Equipment is everything in the photography community and no peace of kit polarizes opinion like the fisheye lens. This type of lens produces an extreme wide-angle image which distorts lines to make them appear curved. There are those who view these distorted images as a mere gimmick, but in the hands of a skilled photographer the results can be incredibly eye-catching.
As with every lens, we encourage experimentation, however, when shooting fisheye, a bit of knowledge can go a long way. Here are some handy tips to help you harness the unique power of these lenses.
There are two types of fisheye lens: circular and full-frame.
A full-frame fisheye lens captures a 180 degrees’ diagonal image (from corner to corner). These types of lenses excel at landscape photography and are the more popular of the pair.
A circular fisheye lens captures a full 180-degree image in all directions. You’ll recognise photos shot with this type of lens because they result in a circular image surrounded by black around the frame. While popular for extreme sports photography and abstract art endeavours, they are less practical for most photographers. For those who desire options, the AF-S Fisheye NIKKOR 8-15mm f/3.5-4.5E ED lens offers the best of both worlds.
Cityscapes can be a photographer’s playground, but unfortunately many buildings are too tall for a normal lens to do them justice. Fisheye lenses allow you to not only capture the full extent of buildings and structures, but emphasize their scale. Similarly, if you find yourself at a high vantage point, you can capture a stunning bird’s eye view shot from above. Fisheye lenses are also beneficial for architects who use them to capture expansive spaces and ceilings.

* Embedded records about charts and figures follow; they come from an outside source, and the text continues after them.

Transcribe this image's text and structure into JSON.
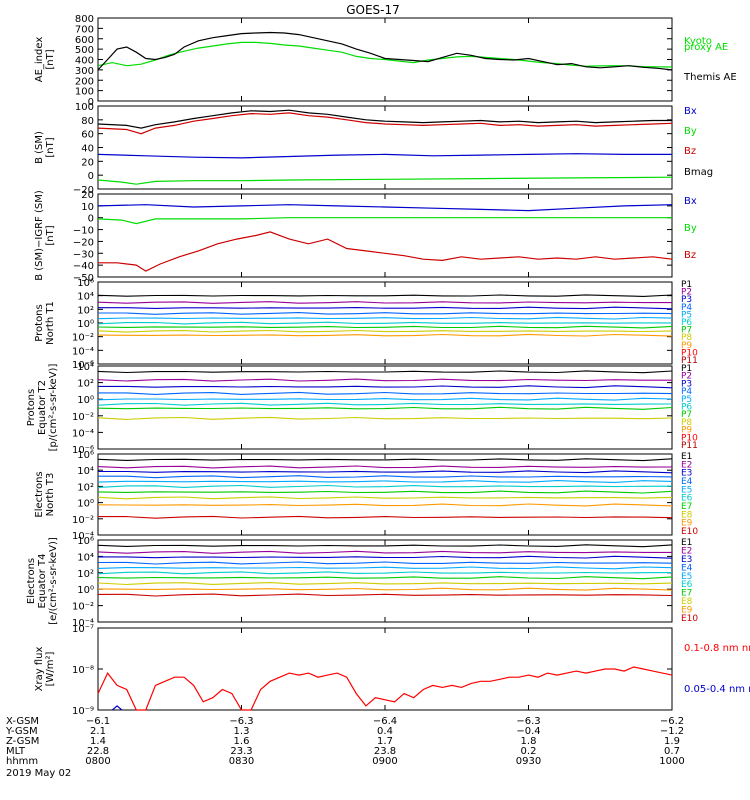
{
  "title": "GOES-17",
  "chart_data": [
    {
      "type": "line",
      "panel": "ae",
      "ylabel": [
        "AE_index",
        "[nT]"
      ],
      "ylim": [
        0,
        800
      ],
      "yticks": [
        "0",
        "100",
        "200",
        "300",
        "400",
        "500",
        "600",
        "700",
        "800"
      ],
      "series": [
        {
          "name": "Kyoto proxy AE",
          "legend": [
            "Kyoto",
            "proxy AE"
          ],
          "color": "#00dd00",
          "x": [
            0,
            3,
            6,
            9,
            12,
            15,
            18,
            21,
            24,
            27,
            30,
            33,
            36,
            39,
            42,
            45,
            48,
            51,
            54,
            57,
            60,
            63,
            66,
            69,
            72,
            75,
            78,
            81,
            84,
            87,
            90,
            93,
            96,
            99,
            102,
            105,
            108,
            111,
            114,
            117,
            120
          ],
          "y": [
            340,
            370,
            340,
            355,
            395,
            445,
            480,
            510,
            530,
            550,
            565,
            565,
            555,
            540,
            530,
            510,
            490,
            470,
            430,
            410,
            400,
            385,
            370,
            395,
            410,
            425,
            430,
            420,
            410,
            400,
            385,
            370,
            360,
            345,
            335,
            338,
            340,
            338,
            332,
            330,
            328
          ]
        },
        {
          "name": "Themis AE",
          "legend": [
            "Themis AE"
          ],
          "color": "#000000",
          "x": [
            0,
            2,
            4,
            6,
            8,
            10,
            12,
            14,
            16,
            18,
            21,
            24,
            27,
            30,
            33,
            36,
            39,
            42,
            45,
            48,
            51,
            54,
            57,
            60,
            63,
            66,
            69,
            72,
            75,
            78,
            81,
            84,
            87,
            90,
            93,
            96,
            99,
            102,
            105,
            108,
            111,
            114,
            117,
            120
          ],
          "y": [
            300,
            400,
            500,
            520,
            470,
            410,
            400,
            420,
            450,
            520,
            580,
            610,
            630,
            650,
            655,
            660,
            655,
            640,
            610,
            580,
            550,
            500,
            460,
            410,
            400,
            390,
            380,
            420,
            460,
            440,
            410,
            400,
            395,
            410,
            380,
            350,
            360,
            330,
            320,
            330,
            340,
            325,
            315,
            300
          ]
        }
      ]
    },
    {
      "type": "line",
      "panel": "bsm",
      "ylabel": [
        "B (SM)",
        "[nT]"
      ],
      "ylim": [
        -20,
        100
      ],
      "yticks": [
        "−20",
        "0",
        "20",
        "40",
        "60",
        "80",
        "100"
      ],
      "series": [
        {
          "name": "Bx",
          "color": "#0000cc",
          "x": [
            0,
            10,
            20,
            30,
            40,
            50,
            60,
            70,
            80,
            90,
            100,
            110,
            120
          ],
          "y": [
            30,
            28,
            26,
            25,
            27,
            29,
            30,
            28,
            29,
            30,
            31,
            30,
            30
          ]
        },
        {
          "name": "By",
          "color": "#00dd00",
          "x": [
            0,
            5,
            8,
            12,
            20,
            30,
            40,
            60,
            80,
            100,
            120
          ],
          "y": [
            -7,
            -10,
            -13,
            -9,
            -8,
            -8,
            -7,
            -6,
            -5,
            -4,
            -3
          ]
        },
        {
          "name": "Bz",
          "color": "#cc0000",
          "x": [
            0,
            6,
            9,
            12,
            16,
            20,
            24,
            28,
            32,
            36,
            40,
            44,
            48,
            52,
            56,
            60,
            64,
            68,
            72,
            76,
            80,
            84,
            88,
            92,
            96,
            100,
            104,
            108,
            112,
            116,
            120
          ],
          "y": [
            68,
            66,
            60,
            68,
            72,
            78,
            82,
            86,
            89,
            88,
            90,
            86,
            84,
            80,
            76,
            74,
            73,
            72,
            73,
            74,
            75,
            72,
            73,
            71,
            72,
            73,
            71,
            72,
            73,
            74,
            75
          ]
        },
        {
          "name": "Bmag",
          "color": "#000000",
          "x": [
            0,
            6,
            9,
            12,
            16,
            20,
            24,
            28,
            32,
            36,
            40,
            44,
            48,
            52,
            56,
            60,
            64,
            68,
            72,
            76,
            80,
            84,
            88,
            92,
            96,
            100,
            104,
            108,
            112,
            116,
            120
          ],
          "y": [
            74,
            72,
            68,
            73,
            77,
            82,
            86,
            90,
            93,
            92,
            94,
            90,
            88,
            84,
            80,
            78,
            77,
            76,
            77,
            78,
            79,
            77,
            78,
            76,
            77,
            78,
            76,
            77,
            78,
            79,
            79
          ]
        }
      ]
    },
    {
      "type": "line",
      "panel": "bsm_igrf",
      "ylabel": [
        "B (SM)−IGRF (SM)",
        "[nT]"
      ],
      "ylim": [
        -50,
        20
      ],
      "yticks": [
        "−50",
        "−40",
        "−30",
        "−20",
        "−10",
        "0",
        "10",
        "20"
      ],
      "series": [
        {
          "name": "Bx",
          "color": "#0000cc",
          "x": [
            0,
            10,
            20,
            30,
            40,
            50,
            60,
            70,
            80,
            90,
            100,
            110,
            120
          ],
          "y": [
            10,
            11,
            9,
            10,
            11,
            10,
            9,
            8,
            7,
            6,
            8,
            10,
            11
          ]
        },
        {
          "name": "By",
          "color": "#00dd00",
          "x": [
            0,
            5,
            8,
            12,
            20,
            30,
            40,
            60,
            80,
            100,
            120
          ],
          "y": [
            -1,
            -2,
            -5,
            -1,
            -1,
            -1,
            0,
            0,
            0,
            0,
            0
          ]
        },
        {
          "name": "Bz",
          "color": "#cc0000",
          "x": [
            0,
            4,
            8,
            10,
            13,
            17,
            21,
            25,
            29,
            33,
            36,
            40,
            44,
            48,
            52,
            56,
            60,
            64,
            68,
            72,
            76,
            80,
            84,
            88,
            92,
            96,
            100,
            104,
            108,
            112,
            116,
            120
          ],
          "y": [
            -38,
            -38,
            -40,
            -45,
            -39,
            -33,
            -28,
            -22,
            -18,
            -15,
            -12,
            -18,
            -22,
            -18,
            -26,
            -28,
            -30,
            -32,
            -35,
            -36,
            -33,
            -35,
            -34,
            -33,
            -35,
            -34,
            -35,
            -33,
            -35,
            -34,
            -33,
            -35
          ]
        }
      ]
    },
    {
      "type": "line",
      "panel": "protons_t1",
      "ylabel": [
        "Protons",
        "North T1"
      ],
      "ylog": true,
      "ylim": [
        -6,
        6
      ],
      "yticks": [
        "10⁻⁶",
        "10⁻⁴",
        "10⁻²",
        "10⁰",
        "10²",
        "10⁴",
        "10⁶"
      ],
      "series": [
        {
          "name": "P1",
          "color": "#000000",
          "level": 4.0
        },
        {
          "name": "P2",
          "color": "#990099",
          "level": 3.0
        },
        {
          "name": "P3",
          "color": "#0000cc",
          "level": 2.2
        },
        {
          "name": "P4",
          "color": "#0066ff",
          "level": 1.4
        },
        {
          "name": "P5",
          "color": "#00aaff",
          "level": 0.7
        },
        {
          "name": "P6",
          "color": "#00cccc",
          "level": 0.0
        },
        {
          "name": "P7",
          "color": "#00cc00",
          "level": -0.6
        },
        {
          "name": "P8",
          "color": "#cccc00",
          "level": -1.2
        },
        {
          "name": "P9",
          "color": "#ff9900",
          "level": -1.8
        },
        {
          "name": "P10",
          "color": "#ff0000",
          "level": null
        },
        {
          "name": "P11",
          "color": "#aa0000",
          "level": null
        }
      ]
    },
    {
      "type": "line",
      "panel": "protons_t2",
      "ylabel": [
        "Protons",
        "Equator T2",
        "[p/(cm²-s-sr-keV)]"
      ],
      "ylog": true,
      "ylim": [
        -6,
        4
      ],
      "yticks": [
        "10⁻⁶",
        "10⁻⁴",
        "10⁻²",
        "10⁰",
        "10²",
        "10⁴"
      ],
      "series": [
        {
          "name": "P1",
          "color": "#000000",
          "level": 3.3
        },
        {
          "name": "P2",
          "color": "#990099",
          "level": 2.3
        },
        {
          "name": "P3",
          "color": "#0000cc",
          "level": 1.5
        },
        {
          "name": "P4",
          "color": "#0066ff",
          "level": 0.7
        },
        {
          "name": "P5",
          "color": "#00aaff",
          "level": 0.0
        },
        {
          "name": "P6",
          "color": "#00cccc",
          "level": -0.6
        },
        {
          "name": "P7",
          "color": "#00cc00",
          "level": -1.1
        },
        {
          "name": "P8",
          "color": "#cccc00",
          "level": -2.3
        },
        {
          "name": "P9",
          "color": "#ff9900",
          "level": null
        },
        {
          "name": "P10",
          "color": "#ff0000",
          "level": null
        },
        {
          "name": "P11",
          "color": "#aa0000",
          "level": null
        }
      ]
    },
    {
      "type": "line",
      "panel": "electrons_t3",
      "ylabel": [
        "Electrons",
        "North T3"
      ],
      "ylog": true,
      "ylim": [
        -4,
        6
      ],
      "yticks": [
        "10⁻⁴",
        "10⁻²",
        "10⁰",
        "10²",
        "10⁴",
        "10⁶"
      ],
      "series": [
        {
          "name": "E1",
          "color": "#000000",
          "level": 5.3
        },
        {
          "name": "E2",
          "color": "#990099",
          "level": 4.4
        },
        {
          "name": "E3",
          "color": "#0000cc",
          "level": 3.8
        },
        {
          "name": "E4",
          "color": "#0066ff",
          "level": 3.2
        },
        {
          "name": "E5",
          "color": "#00aaff",
          "level": 2.6
        },
        {
          "name": "E6",
          "color": "#00cccc",
          "level": 2.0
        },
        {
          "name": "E7",
          "color": "#00cc00",
          "level": 1.3
        },
        {
          "name": "E8",
          "color": "#cccc00",
          "level": 0.6
        },
        {
          "name": "E9",
          "color": "#ff9900",
          "level": -0.3
        },
        {
          "name": "E10",
          "color": "#cc0000",
          "level": -1.8
        }
      ]
    },
    {
      "type": "line",
      "panel": "electrons_t4",
      "ylabel": [
        "Electrons",
        "Equator T4",
        "[e/(cm²-s-sr-keV)]"
      ],
      "ylog": true,
      "ylim": [
        -4,
        6
      ],
      "yticks": [
        "10⁻⁴",
        "10⁻²",
        "10⁰",
        "10²",
        "10⁴",
        "10⁶"
      ],
      "series": [
        {
          "name": "E1",
          "color": "#000000",
          "level": 5.3
        },
        {
          "name": "E2",
          "color": "#990099",
          "level": 4.5
        },
        {
          "name": "E3",
          "color": "#0000cc",
          "level": 3.9
        },
        {
          "name": "E4",
          "color": "#0066ff",
          "level": 3.2
        },
        {
          "name": "E5",
          "color": "#00aaff",
          "level": 2.6
        },
        {
          "name": "E6",
          "color": "#00cccc",
          "level": 2.0
        },
        {
          "name": "E7",
          "color": "#00cc00",
          "level": 1.4
        },
        {
          "name": "E8",
          "color": "#cccc00",
          "level": 0.7
        },
        {
          "name": "E9",
          "color": "#ff9900",
          "level": 0.0
        },
        {
          "name": "E10",
          "color": "#cc0000",
          "level": -0.7
        }
      ]
    },
    {
      "type": "line",
      "panel": "xray",
      "ylabel": [
        "Xray flux",
        "[W/m²]"
      ],
      "ylog": true,
      "ylim": [
        -9,
        -7
      ],
      "yticks": [
        "10⁻⁹",
        "10⁻⁸",
        "10⁻⁷"
      ],
      "series": [
        {
          "name": "0.1-0.8 nm",
          "color": "#ff0000",
          "x": [
            0,
            2,
            4,
            6,
            8,
            10,
            12,
            14,
            16,
            18,
            20,
            22,
            24,
            26,
            28,
            30,
            32,
            34,
            36,
            38,
            40,
            42,
            44,
            46,
            48,
            50,
            52,
            54,
            56,
            58,
            60,
            62,
            64,
            66,
            68,
            70,
            72,
            74,
            76,
            78,
            80,
            82,
            84,
            86,
            88,
            90,
            92,
            94,
            96,
            98,
            100,
            102,
            104,
            106,
            108,
            110,
            112,
            114,
            116,
            118,
            120
          ],
          "y": [
            -8.6,
            -8.1,
            -8.4,
            -8.5,
            -9.0,
            -9.0,
            -8.4,
            -8.3,
            -8.2,
            -8.2,
            -8.4,
            -8.8,
            -8.7,
            -8.5,
            -8.6,
            -9.0,
            -9.0,
            -8.5,
            -8.3,
            -8.2,
            -8.1,
            -8.15,
            -8.1,
            -8.2,
            -8.15,
            -8.1,
            -8.2,
            -8.6,
            -8.9,
            -8.7,
            -8.75,
            -8.8,
            -8.6,
            -8.7,
            -8.5,
            -8.4,
            -8.45,
            -8.4,
            -8.45,
            -8.35,
            -8.3,
            -8.3,
            -8.25,
            -8.2,
            -8.2,
            -8.15,
            -8.2,
            -8.1,
            -8.15,
            -8.1,
            -8.05,
            -8.1,
            -8.05,
            -8.0,
            -8.0,
            -8.05,
            -7.95,
            -8.0,
            -8.05,
            -8.1,
            -8.15
          ]
        },
        {
          "name": "0.05-0.4 nm",
          "color": "#0000cc",
          "x": [
            3,
            4,
            5
          ],
          "y": [
            -9.0,
            -8.9,
            -9.0
          ]
        }
      ]
    }
  ],
  "xaxis": {
    "rows": [
      {
        "label": "X-GSM",
        "values": [
          "−6.1",
          "−6.3",
          "−6.4",
          "−6.3",
          "−6.2"
        ]
      },
      {
        "label": "Y-GSM",
        "values": [
          "2.1",
          "1.3",
          "0.4",
          "−0.4",
          "−1.2"
        ]
      },
      {
        "label": "Z-GSM",
        "values": [
          "1.4",
          "1.6",
          "1.7",
          "1.8",
          "1.9"
        ]
      },
      {
        "label": "MLT",
        "values": [
          "22.8",
          "23.3",
          "23.8",
          "0.2",
          "0.7"
        ]
      },
      {
        "label": "hhmm",
        "values": [
          "0800",
          "0830",
          "0900",
          "0930",
          "1000"
        ]
      }
    ],
    "date": "2019 May 02",
    "tick_minutes": [
      0,
      30,
      60,
      90,
      120
    ]
  }
}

Chances are you have seen many instances of fisheye photography and were completely unaware. When shooting landscape photography, if you place the horizon in the middle of your frame, you can capture an almost 180-degree view without the distorted signature fisheye look. This is most-often achieved in nature, as straight lines like buildings or street lamps, don’t exist.
Although it seems counterintuitive, if you’d like the horizon below the centre of your image, point your lens up. Alternatively, if you’d like the horizon above, point the lens down.
Finally, curvature can be your best friend with a fisheye lens, so try and seek out curved lines in architecture and the world around you to create some truly larger-than-life images.
Experimentation is the name of the fisheye game. When you shoot from up close the distorted lines can produce some spectacular, funky results. If you place the item you want to be prominent in the centre of the frame, the surrounding imagery becomes increasingly more warped as you move towards the edge of the frame.
A fisheye can make for unflattering human portraits, but if you capture your pet’s nose head on, you can capture some fun, unorthodox portraits. There’s only one way to find out!